Benefits of Laparoscopic surgery:
There are several advantages of laparoscopic surgery in comparison to the previous old fashioned surgeries methods.
- Very small scars.
- Stay for fewer days in the hospital (in traditional methods, the recovery time of a patient was 4 to 8 weeks and hospital stay was of 1 or more than a week, but in laparoscopic surgery, recovery time is 2 to 3 weeks and hospital stay is of only 2 nights).
- Less tissue cutting.
- Less pain while scar heals – lesser use of pain medications.
- Get back to normal life sooner.
- Quick healing as the scar is small.
- As exposure of internal organs gets reduced for external contaminants, hence the risk of infections reduced.
Disadvantages of Laparoscopic surgery:
Although laparoscopic surgery is of great advantage for a patient, there are few disadvantages too which are as follows:
- The surgeon has a limited range of movement from a tiny invasion hole.
- Poor depth perception.
- The surgeon has difficulty feeling tissue, hence unable to judge the force needs to be applied.
- It is a non-intuitive motor skill that is difficult to learn.
Risks of Laparoscopic surgery:
Some of the risks are as follows:
- The most severe risk is Trocar injuries, which occur during insertion into the abdominal cavity. This type of injury includes abdominal wall hematoma, umbilical hernia, umbilical wound infections, etc.

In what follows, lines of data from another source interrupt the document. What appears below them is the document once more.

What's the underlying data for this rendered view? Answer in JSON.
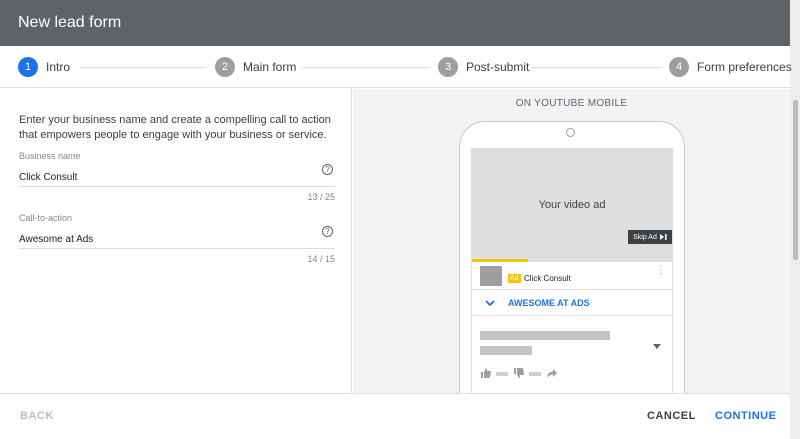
{
  "dialog": {
    "title": "New lead form"
  },
  "steps": [
    {
      "number": "1",
      "label": "Intro",
      "active": true
    },
    {
      "number": "2",
      "label": "Main form",
      "active": false
    },
    {
      "number": "3",
      "label": "Post-submit",
      "active": false
    },
    {
      "number": "4",
      "label": "Form preferences",
      "active": false
    }
  ],
  "intro": {
    "description": "Enter your business name and create a compelling call to action that empowers people to engage with your business or service."
  },
  "fields": {
    "business_name": {
      "label": "Business name",
      "value": "Click Consult",
      "count": "13 / 25"
    },
    "call_to_action": {
      "label": "Call-to-action",
      "value": "Awesome at Ads",
      "count": "14 / 15"
    }
  },
  "preview": {
    "label": "ON YOUTUBE MOBILE",
    "video_text": "Your video ad",
    "skip_label": "Skip Ad",
    "ad_badge": "Ad",
    "channel_name": "Click Consult",
    "cta_label": "AWESOME AT ADS",
    "video_progress": 0.28
  },
  "footer": {
    "back_label": "BACK",
    "cancel_label": "CANCEL",
    "continue_label": "CONTINUE"
  },
  "colors": {
    "accent": "#1a73e8",
    "header": "#5f6368",
    "ad_yellow": "#f4c20d"
  },
  "icons": {
    "help": "help-circle-icon",
    "skip": "skip-next-icon",
    "more": "more-vert-icon",
    "chevron": "chevron-down-icon",
    "like": "thumb-up-icon",
    "dislike": "thumb-down-icon",
    "share": "share-icon"
  }
}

- People having low BMI or history of prior abdominal surgeries is more prone to such injuries. These injuries are life-threatening.

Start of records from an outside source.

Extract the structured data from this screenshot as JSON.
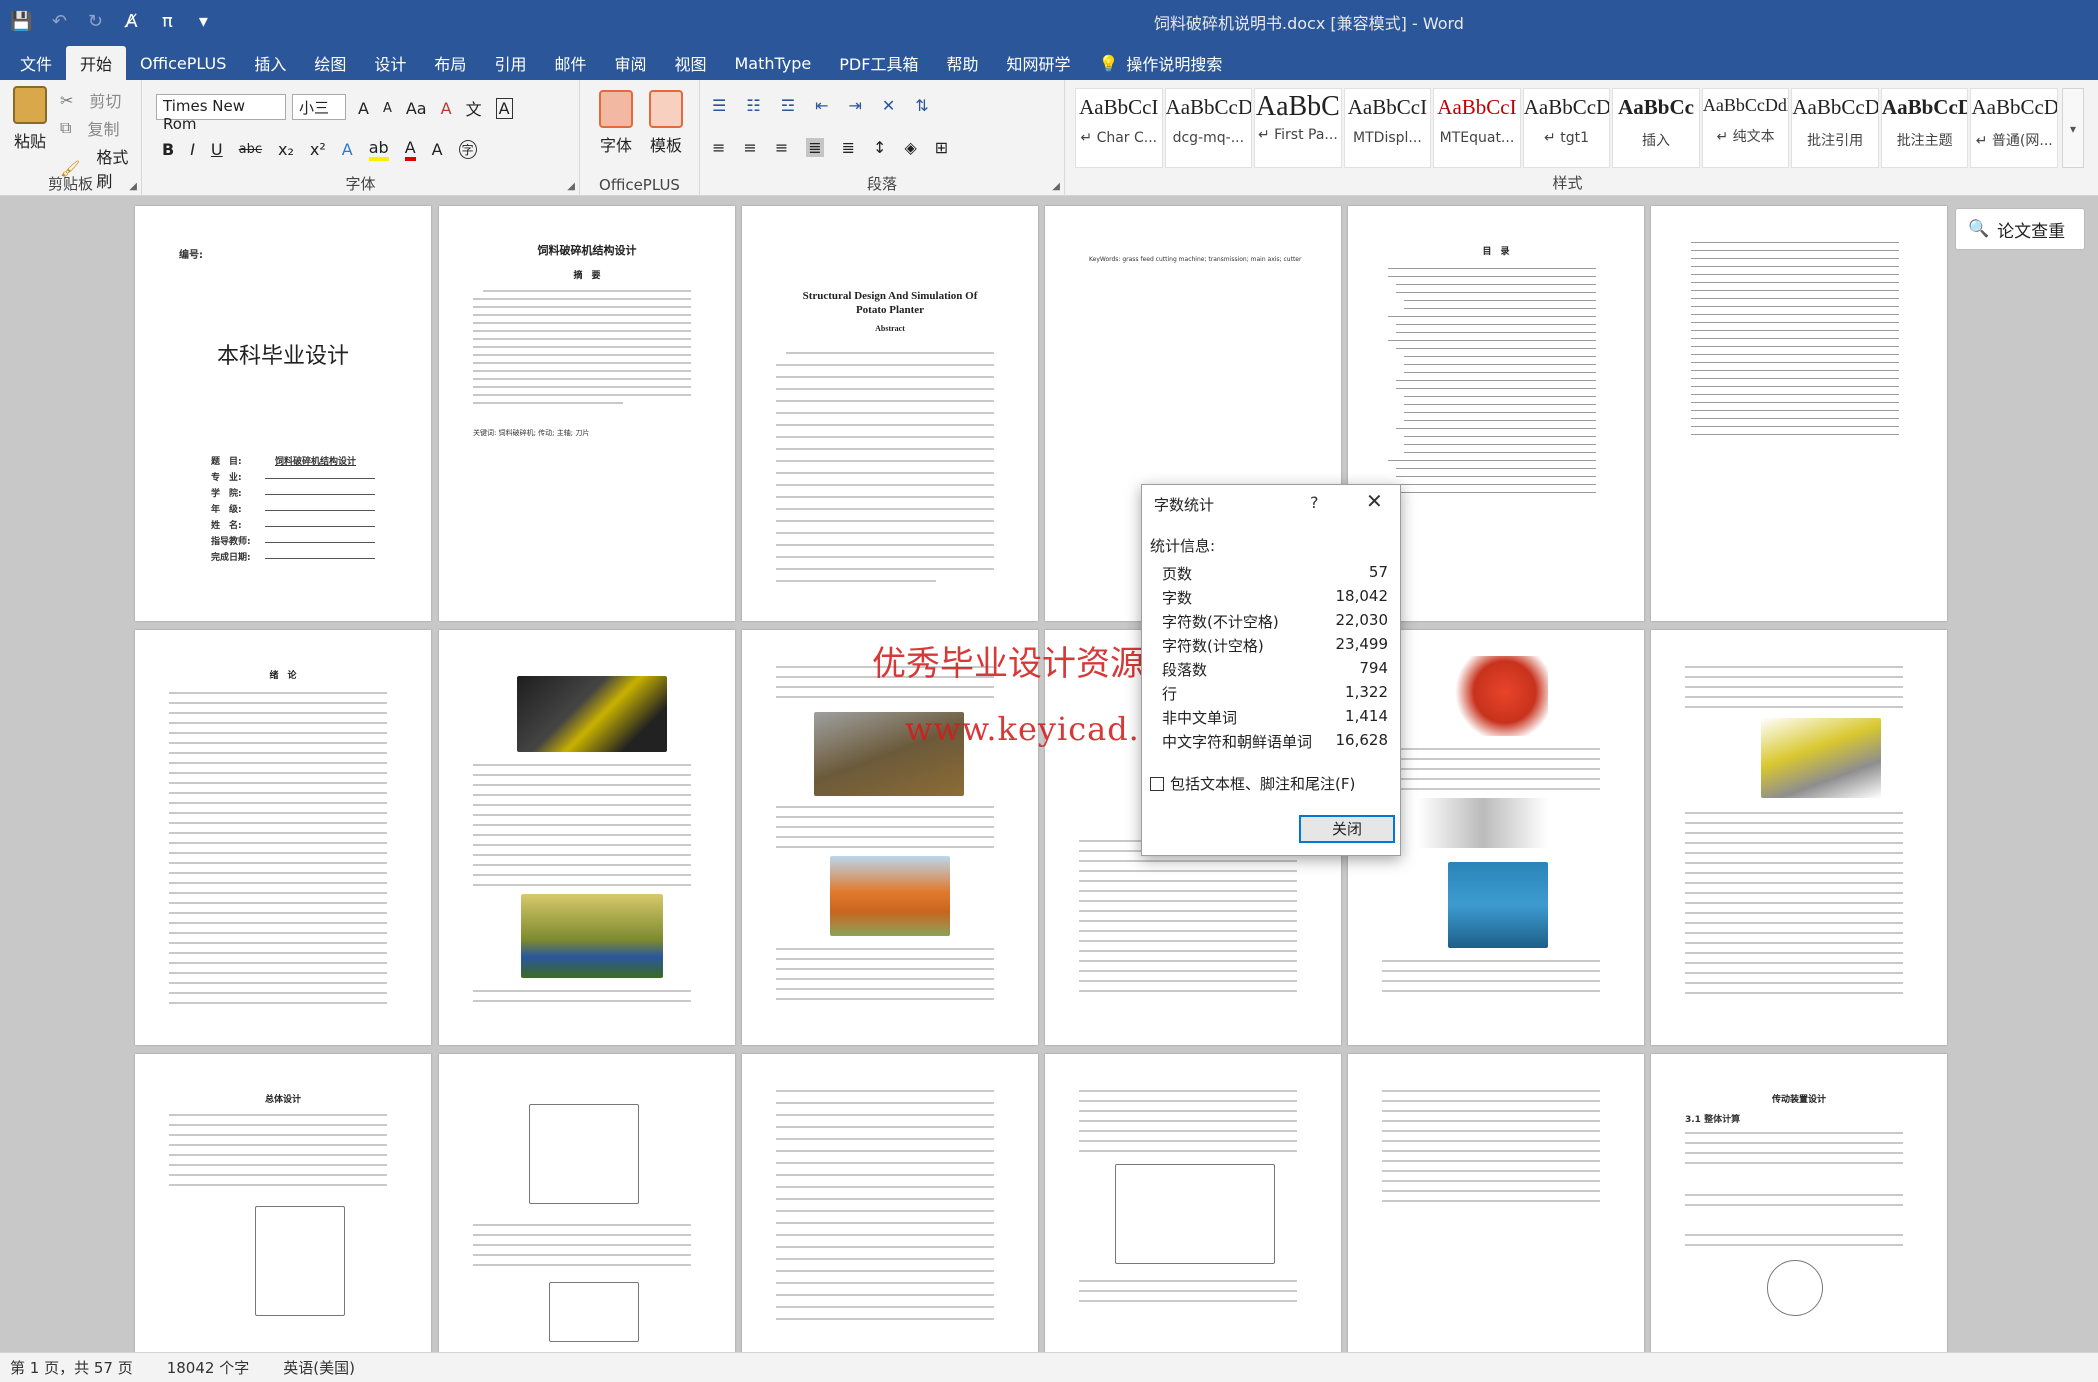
{
  "window": {
    "title": "饲料破碎机说明书.docx [兼容模式] - Word"
  },
  "qat": {
    "save": "💾",
    "undo": "↶",
    "redo": "↻",
    "format_painter": "A̸",
    "pi": "π",
    "more": "▾"
  },
  "tabs": [
    "文件",
    "开始",
    "OfficePLUS",
    "插入",
    "绘图",
    "设计",
    "布局",
    "引用",
    "邮件",
    "审阅",
    "视图",
    "MathType",
    "PDF工具箱",
    "帮助",
    "知网研学"
  ],
  "active_tab": "开始",
  "search": {
    "label": "操作说明搜索",
    "icon": "lightbulb-icon"
  },
  "ribbon": {
    "clipboard": {
      "label": "剪贴板",
      "paste": "粘贴",
      "cut": "剪切",
      "copy": "复制",
      "format_painter": "格式刷"
    },
    "font": {
      "label": "字体",
      "font_name": "Times New Rom",
      "font_size": "小三",
      "grow": "A",
      "shrink": "A",
      "case": "Aa",
      "clear": "A",
      "phonetic": "文",
      "border": "A",
      "bold": "B",
      "italic": "I",
      "underline": "U",
      "strike": "abc",
      "sub": "x₂",
      "sup": "x²",
      "effects": "A",
      "highlight": "ab",
      "color": "A",
      "charshade": "A",
      "enclose": "字"
    },
    "officeplus": {
      "label": "OfficePLUS",
      "font_btn": "字体",
      "template_btn": "模板"
    },
    "paragraph": {
      "label": "段落"
    },
    "styles": {
      "label": "样式",
      "items": [
        {
          "preview": "AaBbCcI",
          "name": "↵ Char C..."
        },
        {
          "preview": "AaBbCcD",
          "name": "dcg-mq-..."
        },
        {
          "preview": "AaBbC",
          "name": "↵ First Pa..."
        },
        {
          "preview": "AaBbCcI",
          "name": "MTDispl..."
        },
        {
          "preview": "AaBbCcI",
          "name": "MTEquat..."
        },
        {
          "preview": "AaBbCcDc",
          "name": "↵ tgt1"
        },
        {
          "preview": "AaBbCc",
          "name": "插入"
        },
        {
          "preview": "AaBbCcDdl",
          "name": "↵ 纯文本"
        },
        {
          "preview": "AaBbCcD",
          "name": "批注引用"
        },
        {
          "preview": "AaBbCcD",
          "name": "批注主题"
        },
        {
          "preview": "AaBbCcDc",
          "name": "↵ 普通(网..."
        }
      ],
      "preview_colors": [
        "#222222",
        "#222222",
        "#222222",
        "#222222",
        "#c00000",
        "#222222",
        "#000000",
        "#222222",
        "#222222",
        "#000000",
        "#222222"
      ]
    }
  },
  "side_button": {
    "label": "论文查重",
    "icon": "document-search-icon"
  },
  "pages": {
    "p1": {
      "label": "编号:",
      "title": "本科毕业设计",
      "field_labels": [
        "题　目:",
        "专　业:",
        "学　院:",
        "年　级:",
        "姓　名:",
        "指导教师:",
        "完成日期:"
      ],
      "topic": "饲料破碎机结构设计"
    },
    "p2": {
      "title": "饲料破碎机结构设计",
      "subtitle": "摘　要",
      "keywords": "关键词: 饲料破碎机; 传动; 主轴; 刀片"
    },
    "p3": {
      "title": "Structural Design And Simulation Of",
      "title2": "Potato Planter",
      "subtitle": "Abstract"
    },
    "p4": {
      "keywords": "KeyWords: grass feed cutting machine; transmission; main axis; cutter"
    },
    "p5": {
      "title": "目　录"
    },
    "p7": {
      "title": "绪　论"
    },
    "p13": {
      "title": "总体设计"
    },
    "p18": {
      "title": "传动装置设计",
      "section": "3.1 整体计算"
    }
  },
  "dialog": {
    "title": "字数统计",
    "help": "?",
    "close_x": "✕",
    "subtitle": "统计信息:",
    "rows": [
      {
        "label": "页数",
        "value": "57"
      },
      {
        "label": "字数",
        "value": "18,042"
      },
      {
        "label": "字符数(不计空格)",
        "value": "22,030"
      },
      {
        "label": "字符数(计空格)",
        "value": "23,499"
      },
      {
        "label": "段落数",
        "value": "794"
      },
      {
        "label": "行",
        "value": "1,322"
      },
      {
        "label": "非中文单词",
        "value": "1,414"
      },
      {
        "label": "中文字符和朝鲜语单词",
        "value": "16,628"
      }
    ],
    "checkbox": "包括文本框、脚注和尾注(F)",
    "close_button": "关闭"
  },
  "watermark": {
    "line1": "优秀毕业设计资源网",
    "line2": "www.keyicad.cn"
  },
  "status": {
    "page": "第 1 页，共 57 页",
    "words": "18042 个字",
    "language": "英语(美国)"
  }
}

- Sometimes, few surgeons work with electrodes that leak current into the surrounding tissues and give electrical burn that leads to peritonitis.

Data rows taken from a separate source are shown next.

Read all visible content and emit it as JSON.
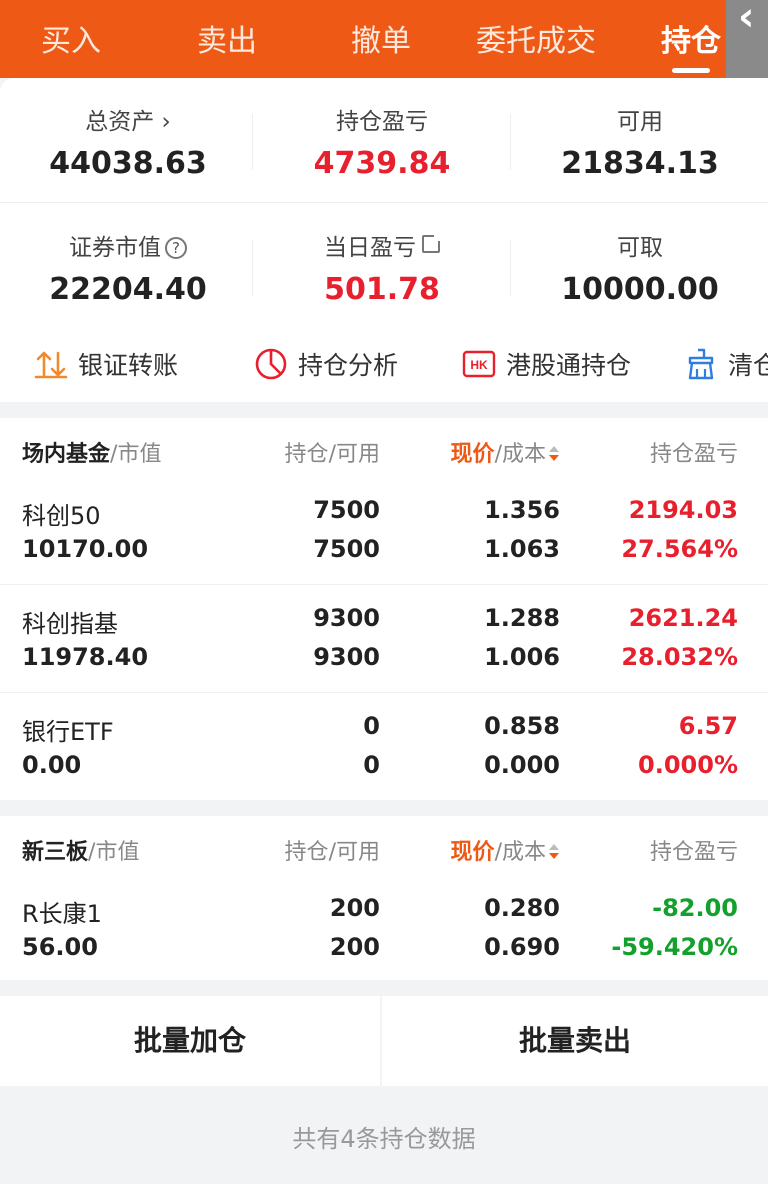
{
  "tabs": [
    "买入",
    "卖出",
    "撤单",
    "委托成交",
    "持仓"
  ],
  "back_icon": "‹",
  "summary": {
    "total_assets": {
      "label": "总资产",
      "value": "44038.63"
    },
    "position_pnl": {
      "label": "持仓盈亏",
      "value": "4739.84"
    },
    "available": {
      "label": "可用",
      "value": "21834.13"
    },
    "market_value": {
      "label": "证券市值",
      "value": "22204.40"
    },
    "daily_pnl": {
      "label": "当日盈亏",
      "value": "501.78"
    },
    "withdrawable": {
      "label": "可取",
      "value": "10000.00"
    }
  },
  "actions": [
    "银证转账",
    "持仓分析",
    "港股通持仓",
    "清仓"
  ],
  "hk_badge": "HK",
  "header_labels": {
    "holding": "持仓",
    "available": "可用",
    "price": "现价",
    "cost": "成本",
    "pnl": "持仓盈亏",
    "mv": "市值"
  },
  "sections": [
    {
      "category": "场内基金",
      "rows": [
        {
          "name": "科创50",
          "market_value": "10170.00",
          "holding": "7500",
          "available": "7500",
          "price": "1.356",
          "cost": "1.063",
          "pnl": "2194.03",
          "pnl_pct": "27.564%"
        },
        {
          "name": "科创指基",
          "market_value": "11978.40",
          "holding": "9300",
          "available": "9300",
          "price": "1.288",
          "cost": "1.006",
          "pnl": "2621.24",
          "pnl_pct": "28.032%"
        },
        {
          "name": "银行ETF",
          "market_value": "0.00",
          "holding": "0",
          "available": "0",
          "price": "0.858",
          "cost": "0.000",
          "pnl": "6.57",
          "pnl_pct": "0.000%"
        }
      ]
    },
    {
      "category": "新三板",
      "rows": [
        {
          "name": "R长康1",
          "market_value": "56.00",
          "holding": "200",
          "available": "200",
          "price": "0.280",
          "cost": "0.690",
          "pnl": "-82.00",
          "pnl_pct": "-59.420%"
        }
      ]
    }
  ],
  "buttons": {
    "add": "批量加仓",
    "sell": "批量卖出"
  },
  "footer": "共有4条持仓数据",
  "colors": {
    "brand": "#ee5a16",
    "profit": "#e8202e",
    "loss": "#13a02d"
  }
}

- Due to increased exposure to cold, dry gases during insufflation, there is a risk of hypothermia and peritoneal trauma. Surgical humidification therapy is being used to reduce insufflations with the use of heated and humidified Carbon Dioxide (CO2).
- Many patients with pulmonary disorders cannot tolerate gas in the abdominal cavity (pneumoperitoneum), due to which surgeons have to change the mode of surgery means initially, they were starting from a laparoscopy and later on shift to open surgery.
- Coagulation disorder and dense adhesions of previous abdominal surgery may add risk to laparoscopic surgery.
In many situations nowadays, Laparoscopy has become part of the Diagnostic workup for a definitive diagnosis of the problem. Some of the examples are:
- Pain abdomen in which all other modalities of investigations have failed to do a definitive diagnosis.
- Trauma patients in which the source of bleeding could not be identified.
- Problems related to intestines sometimes needs a diagnostic laparoscopy to find out the exact cause.
- In many Intra-abdominal malignancies, it is used for proper staging of the disease.